# is it normal for heatsink pillar to be stuck in perpetual down position?



## coolpcguy (Feb 4, 2013)

Hey folks, 

I'm building a desktop for myself (after a *long* time ~8+ years I think) so I'm kinda lost here. My Core i5 3470 was delivered today, albeit in shoddy condition from Flipkart




When I opened the half eaten box, I noticed that one of the heatsink pillars was "stuck" in a position. The other 3 pillars can be moved up/down, but this one is stuck. I can rotate all 4 pillars, but this one can't be moved up/down.

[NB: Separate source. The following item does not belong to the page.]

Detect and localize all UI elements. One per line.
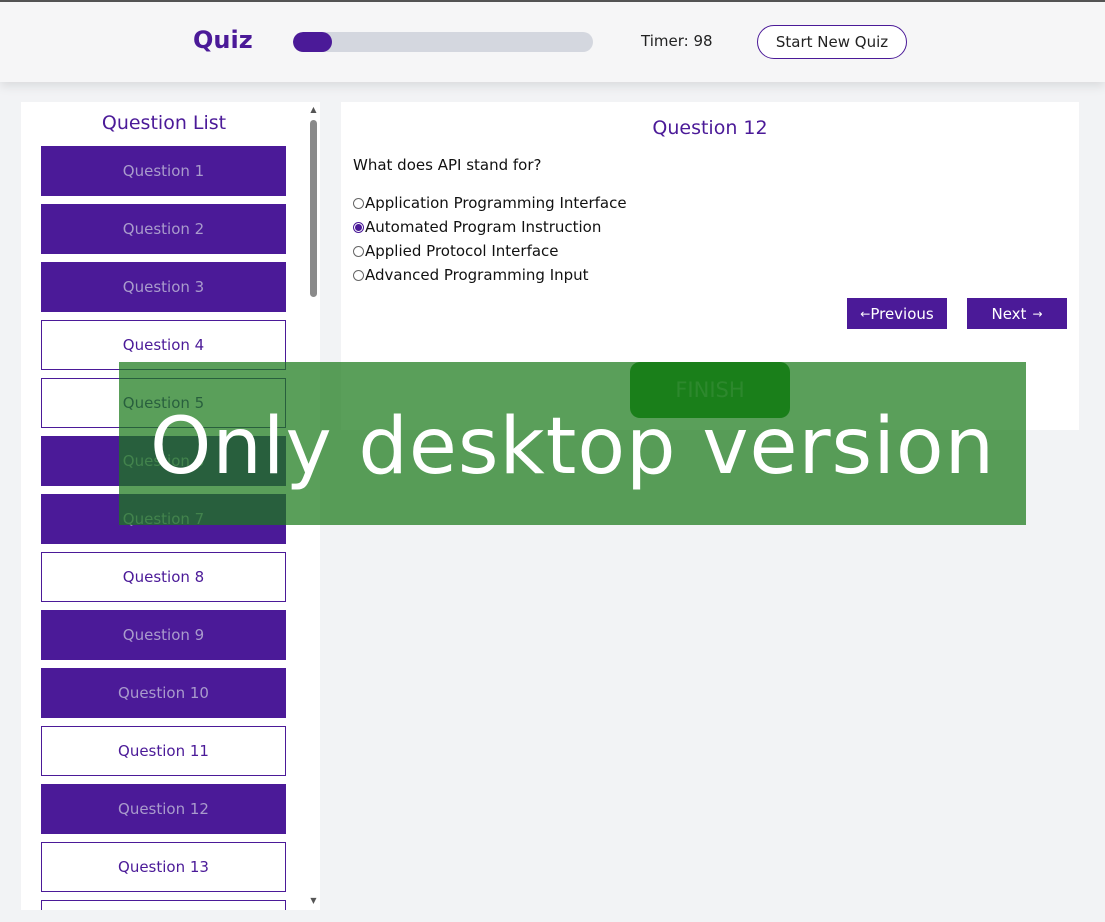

Is this regular or should I be able to move all 4 up/down?


Some pics: 

The one in the far left corner is the one that's stuck:



Another angle, of the "stuck" pillar.

The other 2 "normal" ones





Please mention if this isn't right.


----------



## thetechfreak (Feb 4, 2013)

Certainly doesn‘t hear right. You should have been able to move it both up and down.

Try with a small screwdriver to slowly push the pillar near top slowly and see if you can somehow get it to be “unstuck“


----------



## coolpcguy (Feb 4, 2013)

Not inclined to touch it, waiting to hear from flipkart. have asked them for a replacement. Want to get few opnions from others who've installed stock coolers to see if it's wrong


----------



## sukesh1090 (Feb 4, 2013)

better get a replacement.don't try to do something and end up in breaking it.


----------



## sumonpathak (Feb 4, 2013)

Just pull down a bit..gently...its typical intel behavior..


----------



## coolpcguy (Feb 4, 2013)

It doesn't budge. As I mentioned



coolpcguy said:


> The other 3 pillars can be moved up/down,b*ut this one is stuck. I can rotate all 4 pillars, but this one can't be moved up/down*


----------



## coderunknown (Feb 4, 2013)

if the push pin is stuck, how will you install the HSF? surely a faulty piece.


----------



## coolpcguy (Feb 5, 2013)

Sam said:


> if the push pin is stuck, how will you install the HSF? surely a faulty piece.


which is what I thought, wanted to confrim.

Thanks. Waiting for flipkart to get back to me


----------



## thetechfreak (Feb 5, 2013)

Its a faulty piece for sure then. You should get replacement.


----------



## anirbandd (Feb 5, 2013)

get a replacement ASAP and tell them about the packaging state..


----------



## coolpcguy (Feb 5, 2013)

I wrote them a strong email about the state of the packaging. They've said they'll be replacing the processor.

*twitter.com/flipkartsupport/status/298678435298021377


----------



## coolpcguy (Feb 10, 2013)

Got a replacement from fk yesterday, and this time.. it didn't look like it was eaten 

*lh4.googleusercontent.com/-YJ0f8GEwY8I/URYuU6IPosI/AAAAAAAACLI/yoL3q0ADPRk/s821/IMG_20130209_163152.jpg

*lh3.googleusercontent.com/-ODqX3ljmm8I/URYun2JujTI/AAAAAAAACLQ/SZ7veuQ_s80/s821/IMG_20130209_163330.jpg

*lh4.googleusercontent.com/-FdNMgHXSeHA/URYt6q1GP5I/AAAAAAAACK8/4kVmtA9lhg0/s821/IMG_20130209_163354.jpg

*lh4.googleusercontent.com/-UMdC5gAuQwc/URYx7AAGbrI/AAAAAAAACMM/cA7S_avo1bE/s821/IMG_20130209_165111.jpg


Thanks all.


----------